This implementation doesn't differ much from Experiment 07: Rigged Glushkov Regular Expressions in Haskell, except that it adds two new Semiring implementations to the library.
Recall the basics of Semiring theory: There is a zero, a one, an "addition" operation and a "multiplication" operation. These two operators have identities (in numbers, addition has zero, multiplication has one) and the operators behave similarly (multiplication times zero always equals zero, or "nothing."), and a data type on which these operations work.
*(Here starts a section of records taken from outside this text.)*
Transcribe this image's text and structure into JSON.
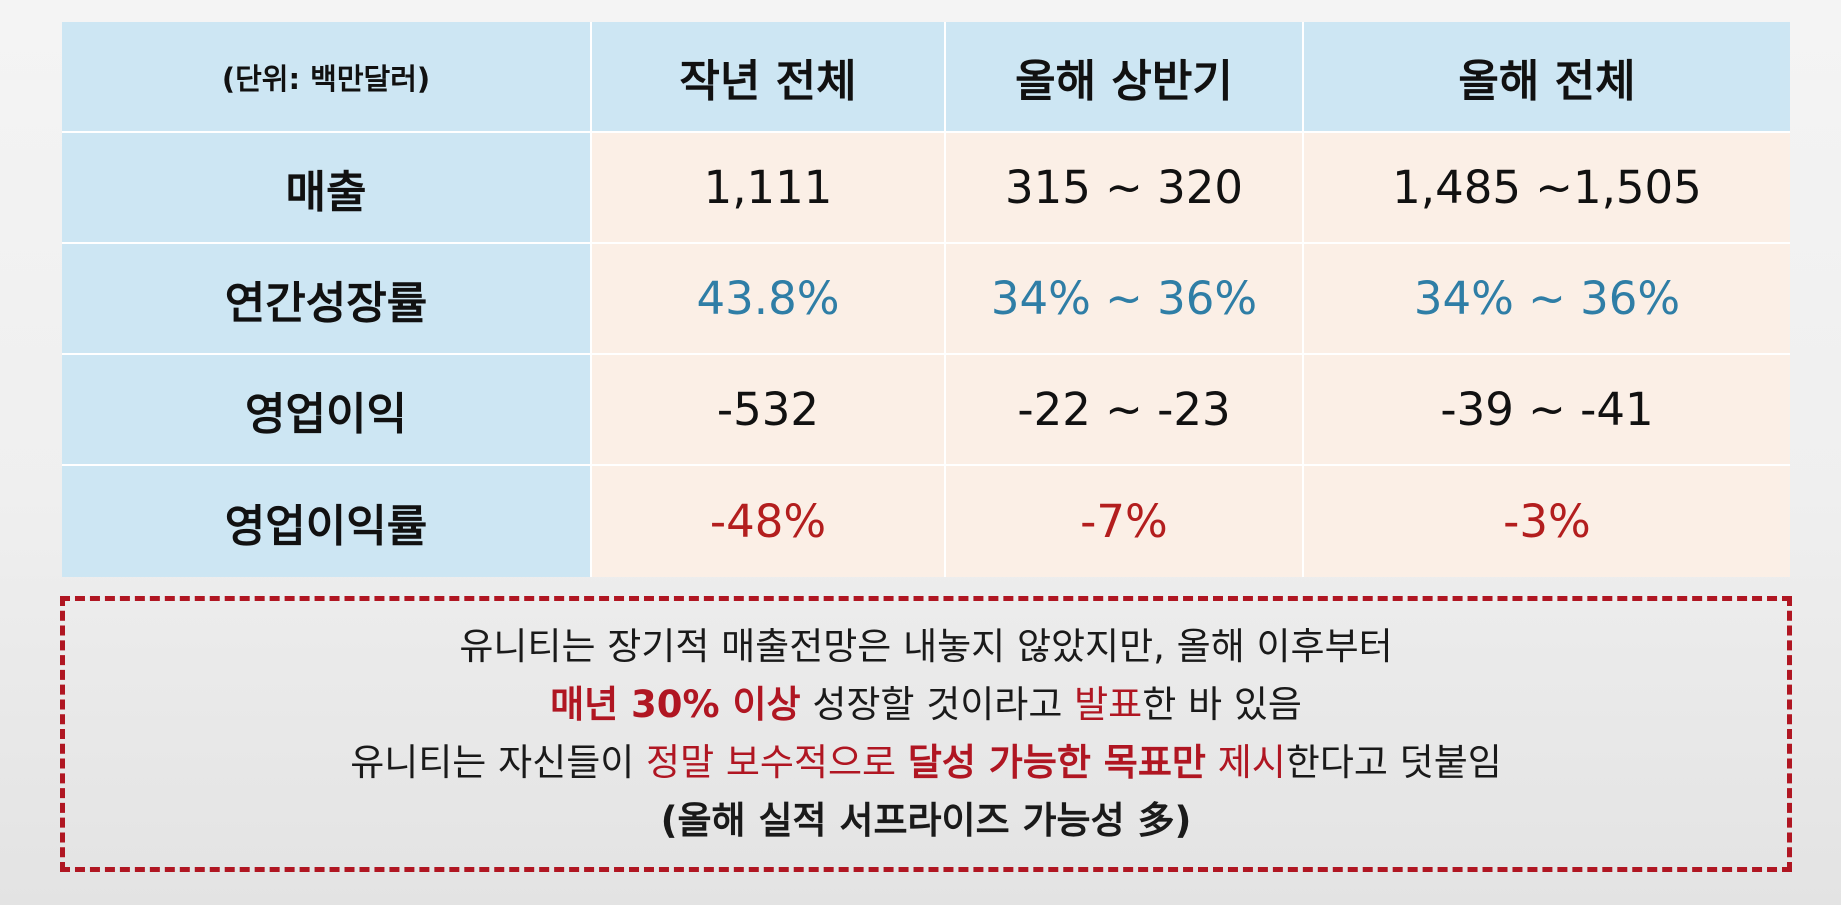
{
  "table": {
    "header": {
      "unit": "(단위: 백만달러)",
      "col1": "작년 전체",
      "col2": "올해 상반기",
      "col3": "올해 전체"
    },
    "rows": [
      {
        "label": "매출",
        "values": [
          "1,111",
          "315 ~ 320",
          "1,485 ~1,505"
        ],
        "color": "#111111"
      },
      {
        "label": "연간성장률",
        "values": [
          "43.8%",
          "34% ~ 36%",
          "34% ~ 36%"
        ],
        "color": "#2f7ea6"
      },
      {
        "label": "영업이익",
        "values": [
          "-532",
          "-22 ~ -23",
          "-39 ~ -41"
        ],
        "color": "#111111"
      },
      {
        "label": "영업이익률",
        "values": [
          "-48%",
          "-7%",
          "-3%"
        ],
        "color": "#b31e1e"
      }
    ]
  },
  "note": {
    "line1": "유니티는 장기적 매출전망은 내놓지 않았지만, 올해 이후부터",
    "line2": {
      "part1": "매년 30% 이상",
      "part2": " 성장할 것이라고 ",
      "part3": "발표",
      "part4": "한 바 있음"
    },
    "line3": {
      "part1": "유니티는 자신들이 ",
      "part2": "정말 보수적으로 ",
      "part3": "달성 가능한 목표만",
      "part4": " 제시",
      "part5": "한다고 덧붙임"
    },
    "line4": "(올해 실적 서프라이즈 가능성 多)"
  },
  "colors": {
    "header_bg": "#cde6f3",
    "data_bg": "#fbefe6",
    "accent_red": "#b01622",
    "accent_blue": "#2f7ea6"
  }
}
We've used these principles to do boolean recognition; multiplication is
the boolean and operator, used to encode sequences using annihilation:
any sequence that doesn't match is False, and False && x is always
False. If the entire truth of an expression depends on an annihilated
sequence, then it's not true.
We've used it to count ambiguities, via integers: by using addition as
addition, we count the number of different regular languages encoded in
our initial expression that could have produced the string submitted,
thus revealing the number of ambiguities in our expression. Each or
that returns 1 reveals a different path, so an alternate pattern will
return the sum of the paths that pass through it.
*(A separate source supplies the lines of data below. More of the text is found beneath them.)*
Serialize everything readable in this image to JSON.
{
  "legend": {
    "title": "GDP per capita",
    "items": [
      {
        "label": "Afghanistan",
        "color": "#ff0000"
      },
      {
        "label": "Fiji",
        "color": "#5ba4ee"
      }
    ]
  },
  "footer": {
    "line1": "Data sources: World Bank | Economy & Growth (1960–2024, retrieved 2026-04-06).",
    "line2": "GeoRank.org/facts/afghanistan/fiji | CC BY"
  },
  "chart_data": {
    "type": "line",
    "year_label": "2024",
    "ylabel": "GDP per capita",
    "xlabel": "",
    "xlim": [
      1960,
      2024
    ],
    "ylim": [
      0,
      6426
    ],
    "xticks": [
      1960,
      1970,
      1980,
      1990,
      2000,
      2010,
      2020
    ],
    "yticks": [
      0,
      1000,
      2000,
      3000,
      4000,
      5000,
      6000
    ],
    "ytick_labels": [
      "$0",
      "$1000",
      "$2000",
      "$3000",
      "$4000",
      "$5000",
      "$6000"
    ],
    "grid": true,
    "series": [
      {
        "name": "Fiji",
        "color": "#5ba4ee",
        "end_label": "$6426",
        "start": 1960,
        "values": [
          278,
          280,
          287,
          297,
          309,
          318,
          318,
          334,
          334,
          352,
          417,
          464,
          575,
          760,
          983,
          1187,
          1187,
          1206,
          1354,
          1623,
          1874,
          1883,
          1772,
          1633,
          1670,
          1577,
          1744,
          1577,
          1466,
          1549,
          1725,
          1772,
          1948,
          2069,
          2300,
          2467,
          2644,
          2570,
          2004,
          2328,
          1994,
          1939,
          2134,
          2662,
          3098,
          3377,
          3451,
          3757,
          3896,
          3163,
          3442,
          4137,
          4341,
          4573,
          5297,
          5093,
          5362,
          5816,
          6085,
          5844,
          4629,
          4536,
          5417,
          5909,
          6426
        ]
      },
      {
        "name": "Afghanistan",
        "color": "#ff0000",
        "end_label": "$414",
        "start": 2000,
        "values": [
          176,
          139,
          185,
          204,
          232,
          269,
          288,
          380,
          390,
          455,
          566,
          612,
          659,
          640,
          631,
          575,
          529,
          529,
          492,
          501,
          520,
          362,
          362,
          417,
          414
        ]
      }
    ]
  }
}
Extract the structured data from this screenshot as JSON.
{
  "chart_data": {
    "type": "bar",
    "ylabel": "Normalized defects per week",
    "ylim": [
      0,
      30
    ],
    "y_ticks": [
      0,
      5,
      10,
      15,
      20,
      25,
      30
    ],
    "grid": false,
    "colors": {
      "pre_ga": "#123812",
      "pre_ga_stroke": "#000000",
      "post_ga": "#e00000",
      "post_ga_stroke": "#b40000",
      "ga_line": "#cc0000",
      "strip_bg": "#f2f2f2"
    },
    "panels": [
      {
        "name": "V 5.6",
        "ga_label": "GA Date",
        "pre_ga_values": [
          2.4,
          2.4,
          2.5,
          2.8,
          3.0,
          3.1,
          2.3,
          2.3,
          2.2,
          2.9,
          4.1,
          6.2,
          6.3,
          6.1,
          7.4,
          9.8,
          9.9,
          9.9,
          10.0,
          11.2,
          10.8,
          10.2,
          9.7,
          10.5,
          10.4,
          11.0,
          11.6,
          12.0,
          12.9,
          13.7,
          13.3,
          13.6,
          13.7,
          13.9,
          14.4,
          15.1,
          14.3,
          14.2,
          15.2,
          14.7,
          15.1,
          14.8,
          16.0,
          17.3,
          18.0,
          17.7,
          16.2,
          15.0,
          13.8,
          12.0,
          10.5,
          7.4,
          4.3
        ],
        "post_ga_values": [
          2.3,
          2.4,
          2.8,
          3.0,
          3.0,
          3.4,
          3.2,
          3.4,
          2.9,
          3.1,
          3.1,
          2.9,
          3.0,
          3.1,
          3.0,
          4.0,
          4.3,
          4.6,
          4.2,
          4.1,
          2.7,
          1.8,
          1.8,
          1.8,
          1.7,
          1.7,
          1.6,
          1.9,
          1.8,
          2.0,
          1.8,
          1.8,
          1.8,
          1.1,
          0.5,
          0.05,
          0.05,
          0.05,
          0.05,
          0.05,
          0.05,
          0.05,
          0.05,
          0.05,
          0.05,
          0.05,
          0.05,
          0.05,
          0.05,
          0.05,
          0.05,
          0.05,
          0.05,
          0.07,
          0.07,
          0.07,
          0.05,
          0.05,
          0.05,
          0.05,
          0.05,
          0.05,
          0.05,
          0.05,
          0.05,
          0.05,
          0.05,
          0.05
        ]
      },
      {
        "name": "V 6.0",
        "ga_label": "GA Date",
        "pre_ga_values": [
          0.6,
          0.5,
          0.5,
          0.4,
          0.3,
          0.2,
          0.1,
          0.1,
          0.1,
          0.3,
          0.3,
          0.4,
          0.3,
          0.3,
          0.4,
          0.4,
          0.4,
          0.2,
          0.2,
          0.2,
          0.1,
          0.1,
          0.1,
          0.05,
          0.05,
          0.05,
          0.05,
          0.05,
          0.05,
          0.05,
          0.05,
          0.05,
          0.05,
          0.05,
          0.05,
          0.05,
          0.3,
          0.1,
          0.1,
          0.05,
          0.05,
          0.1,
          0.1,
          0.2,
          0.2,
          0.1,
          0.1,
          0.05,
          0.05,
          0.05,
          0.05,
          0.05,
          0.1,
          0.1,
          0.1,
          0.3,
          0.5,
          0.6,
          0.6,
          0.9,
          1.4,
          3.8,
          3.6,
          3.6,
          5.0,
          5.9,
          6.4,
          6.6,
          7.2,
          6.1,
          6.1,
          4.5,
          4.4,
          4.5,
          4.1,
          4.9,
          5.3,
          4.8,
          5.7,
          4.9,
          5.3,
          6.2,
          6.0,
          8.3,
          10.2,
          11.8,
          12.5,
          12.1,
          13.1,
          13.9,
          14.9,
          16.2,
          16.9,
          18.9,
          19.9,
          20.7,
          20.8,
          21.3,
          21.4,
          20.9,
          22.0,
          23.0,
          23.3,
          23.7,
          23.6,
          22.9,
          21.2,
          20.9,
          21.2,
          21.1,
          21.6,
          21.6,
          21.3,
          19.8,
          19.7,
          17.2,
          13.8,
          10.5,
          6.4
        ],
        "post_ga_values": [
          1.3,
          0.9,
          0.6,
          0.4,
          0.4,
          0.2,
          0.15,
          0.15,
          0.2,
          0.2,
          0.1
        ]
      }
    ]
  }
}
And we've even used it to identify the strings that match. By saying that our Semiring is a "set of strings", our addition is union (that is, we keep the set of all paths through the alternate pattern), and multiplication is the concatenation of the cartesian products of the two elements of a sequence (so for a basic pattern with no alternatives it's just a concatenation of the two strings, but for alternatives with multiples, it's the concatenation of all possible combinations), we've created a way to extract the exact string(s) that we submitted to the machine that matched.
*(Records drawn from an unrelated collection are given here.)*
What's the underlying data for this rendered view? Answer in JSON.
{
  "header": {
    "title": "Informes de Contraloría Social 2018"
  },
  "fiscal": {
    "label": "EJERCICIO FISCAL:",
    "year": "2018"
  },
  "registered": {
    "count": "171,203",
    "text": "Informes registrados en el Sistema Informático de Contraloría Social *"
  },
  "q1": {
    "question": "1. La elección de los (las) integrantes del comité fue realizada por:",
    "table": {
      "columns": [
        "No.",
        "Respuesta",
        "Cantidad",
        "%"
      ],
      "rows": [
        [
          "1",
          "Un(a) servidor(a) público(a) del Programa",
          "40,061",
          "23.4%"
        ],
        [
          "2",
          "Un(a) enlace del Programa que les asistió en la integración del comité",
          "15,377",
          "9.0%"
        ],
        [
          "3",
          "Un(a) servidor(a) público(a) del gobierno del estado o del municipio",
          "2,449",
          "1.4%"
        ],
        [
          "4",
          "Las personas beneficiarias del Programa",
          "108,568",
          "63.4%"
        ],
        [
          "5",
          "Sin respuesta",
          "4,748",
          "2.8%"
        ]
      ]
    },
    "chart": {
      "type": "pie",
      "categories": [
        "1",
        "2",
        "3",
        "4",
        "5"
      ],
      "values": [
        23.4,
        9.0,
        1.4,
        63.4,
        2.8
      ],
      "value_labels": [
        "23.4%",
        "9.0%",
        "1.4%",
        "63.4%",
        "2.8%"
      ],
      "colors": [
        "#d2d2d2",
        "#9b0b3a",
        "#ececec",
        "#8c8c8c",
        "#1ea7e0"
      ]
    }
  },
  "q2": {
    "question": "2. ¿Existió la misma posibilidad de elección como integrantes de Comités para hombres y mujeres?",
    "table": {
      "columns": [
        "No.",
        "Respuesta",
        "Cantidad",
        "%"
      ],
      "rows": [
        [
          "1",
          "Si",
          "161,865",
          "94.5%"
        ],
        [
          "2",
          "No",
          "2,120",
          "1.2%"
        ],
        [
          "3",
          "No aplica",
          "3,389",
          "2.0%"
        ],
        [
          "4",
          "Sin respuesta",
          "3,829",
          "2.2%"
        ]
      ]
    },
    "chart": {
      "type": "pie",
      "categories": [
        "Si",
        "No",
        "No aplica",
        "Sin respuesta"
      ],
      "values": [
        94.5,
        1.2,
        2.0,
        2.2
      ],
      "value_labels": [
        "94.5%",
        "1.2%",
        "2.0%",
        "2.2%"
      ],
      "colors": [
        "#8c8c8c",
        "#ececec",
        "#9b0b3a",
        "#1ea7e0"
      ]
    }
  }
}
In Heavyweights, Fischer, Huch and Wilke go further and show how clever choices among zeros and ones can lead to some rather powerful outcomes.
The first thing to appreciate is that our symbol operator, sym, has
never actually been about symbols. It's about predicates. Our base
implementation has been to pass a closured comparison with our desired
symbol, returning zero or one.
For the string implementation, which is not covered in the paper and
which I managed to extract, successfully, from Might's work, I passed to
sym instead a closured comparison to the desired symbol, and the
return value was either the zero or singleton [c], meaning a set with
a string of one character in it. (I'm quite proud of that work; it both
affirmed my notion that Might & Adams had a semiring implementation,
they just didn't call it that, and that I was able to merge two
different equational systems, applying some notions of category theory
to do so.)
The definition of sym was: sym :: (Semiring s, Eq c) => c -> Reg c s. I added syms: syms :: Char -> Reg Char (Set String). Now the
three provide symi: symi :: Semiringi s => Char -> Reg (Int, Char) sThis is a semiring that *takes* both an Int and a Char, and theiracceptmethodzips the input value with a position value, so that both are available for processing. Remember that everything else depends on the Semiring, and *not* the input type; only sym` cares.
Now they add an "indexed semiring," and to it provide a version of sym
that returns the index semiring when true, and zero otherwise.
class Semiring s => Semiringi s where
index :: Int -> s
symi :: Semiringi s => Char -> Glue (Int, Char) s
symi c = symw weight
where weight (pos, x) | x == c = index pos
| otherwise = zero
But what is the index semiring? Here's where things get
interesting. Fischer, et. al., want to encode the length of the longest
submatch. The first thing they do is define submatch as a variant of
accept, with a lead-in that just matches everything. This is okay, as
this is a Glushkov machine and that just means that the 'arb' NFA will
almost always be active, but it won't be important to us, it's not
working with symi values.
submatch :: Semiring s => Glue (Int, c) s -> [c] -> s
submatch r s =
accept (seqw arb (seqw r arb)) (zip [0..] s)
where arb = repw (symw (\_ -> one))
So... what are the zero and one of a "longest submatch" operation? The zero is that no match ever occurred. The one is that a match is possible, but hasn't yet occurred. Any other value is a submatch. The final value is the longest interval of the submatch.
Fischer, et al. break up their semiring into two parts:
data LeftLong = NoLeftLong | LeftLong Range deriving (Show)
data Range = NoRange | Range Int Int deriving (Show)
NoLeftLong is zero; it could never happen, there was no match.
NoRange is the one, meaning it could still happen, it just hasn't
yet. And Range is a submatch that has been found.
For addition (which symbolizes alternation, recall), adding a failure to
anything is the anything, no add NoLeftLong x = x, and that's true the
other way. Adding a range with an empty range is just the range, and
adding two ranges is to pick the longer of the two.
For multiplication, again, multiplying by failure is just failure.
Multiplying anything with NoRange means that the anything is preserved
unchanged, and multiplying two ranges is a new range with the start of
the first range and the end of the latter range. (Recall that for
Semirings, the operations are associative but they are not
commutative. They may be commutative for some sets, but it's not a
requirement of semirings and you shouldn't count on commutativity.)